Our Moods Are Contagious

By Chris Chittenden

“An eye can threaten like a loaded and leveled gun, or it can insult like hissing or kicking; or, in its altered mood, by beams of kindness, it can make the heart dance for joy.”

… Ralph Waldo Emerson, (1803 - 1882) US philosopher, poet, essayist

Do you ever feel sad then find yourself in a group of happy joyous people and feel uplifted? Or maybe the opposite has happened to you, where you are feeling great and get dragged down by others who appear frustrated and angry. Research over a number of years has shown that we can catch the moods and emotions of those around. It is very likely that if you hang around with optimistic and constructive people then you will generally find yourself in a similar frame of mind. And similarly, the reverse is also valid. In the ongoing presence of pessimistic and unenthusiastic people, you are likely to find yourself feeling the same way. Studies have also shown that certain emotions, most notably, excitement, happiness, sadness, and anger seem to be more contagious than others. These studies have also found that we are more likely to catch the moods and emotions of those close to us or with whom we spend a lot of time. It would seem that there is a great deal of connectedness between our own emotional states and those with whom we spend a lot of time.

It is easy to look at this research and focus on the people with whom we spend time and look at the impact of their moods on us. We would like to consider this from a different perspective. Other research in this area has shown that within a short period of engaging in a conversation with another person, the two people involved will find themselves in similar physical states. Breathing patterns will be similar, body postures will synchronised in some way and emotional states will match. As we have seen in previous articles, our emotional state is a predisposition for our actions, including our way of thinking about a given situation.

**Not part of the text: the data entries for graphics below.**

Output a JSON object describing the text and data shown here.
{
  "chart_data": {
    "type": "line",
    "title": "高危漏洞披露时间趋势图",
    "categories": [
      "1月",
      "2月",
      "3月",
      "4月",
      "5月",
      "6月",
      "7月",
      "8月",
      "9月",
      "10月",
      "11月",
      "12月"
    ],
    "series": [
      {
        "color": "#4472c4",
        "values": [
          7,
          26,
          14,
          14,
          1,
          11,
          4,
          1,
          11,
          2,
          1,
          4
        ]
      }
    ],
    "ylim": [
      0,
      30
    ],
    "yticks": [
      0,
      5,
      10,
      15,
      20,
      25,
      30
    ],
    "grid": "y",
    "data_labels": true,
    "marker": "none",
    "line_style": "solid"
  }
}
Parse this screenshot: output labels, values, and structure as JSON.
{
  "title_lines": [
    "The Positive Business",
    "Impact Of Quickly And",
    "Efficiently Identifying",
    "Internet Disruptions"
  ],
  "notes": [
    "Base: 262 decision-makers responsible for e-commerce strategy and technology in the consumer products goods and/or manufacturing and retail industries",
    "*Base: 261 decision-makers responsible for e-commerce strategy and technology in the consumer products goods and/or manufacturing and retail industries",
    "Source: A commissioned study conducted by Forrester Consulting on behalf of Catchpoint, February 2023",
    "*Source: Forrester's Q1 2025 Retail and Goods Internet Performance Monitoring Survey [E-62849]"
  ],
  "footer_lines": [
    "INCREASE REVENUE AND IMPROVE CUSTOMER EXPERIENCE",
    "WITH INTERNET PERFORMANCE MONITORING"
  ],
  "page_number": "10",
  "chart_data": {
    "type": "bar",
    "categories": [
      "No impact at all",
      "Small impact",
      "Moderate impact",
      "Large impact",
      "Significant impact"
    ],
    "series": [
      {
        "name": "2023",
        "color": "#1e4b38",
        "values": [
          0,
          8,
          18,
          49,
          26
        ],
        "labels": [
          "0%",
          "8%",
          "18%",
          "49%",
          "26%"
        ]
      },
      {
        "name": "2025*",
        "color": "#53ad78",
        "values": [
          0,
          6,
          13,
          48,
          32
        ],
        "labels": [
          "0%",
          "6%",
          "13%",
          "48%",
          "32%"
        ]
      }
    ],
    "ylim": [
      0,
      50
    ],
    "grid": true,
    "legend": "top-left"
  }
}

One of the key aspects of coaching or leading others is to generate an emotional state that is conducive to moving towards our desired outcomes. Hence, given that emotional states are contagious in some way, it follows that if you can catch other people’s moods, they can also catch yours. Simply put, in any conversation, you can greatly influence the emotional state of that conversation by managing your emotional space. If you can stay calm in the face of another’s frustration or anger, then soon enough they will most likely calm down. If you feel excited about the possibilities you see, others may well become excited too. Conversely, your frustration can easily become another’s frustration and so on.

We have spoken before about how we can control ourselves through awareness and choice. Our emotional state is one example, where we can learn to manage our emotional state more effectively through self-awareness of our moods and emotions and developing strategies and habits that will allow us to greatly influence the conversations we have and, as a result, the outcomes we achieve.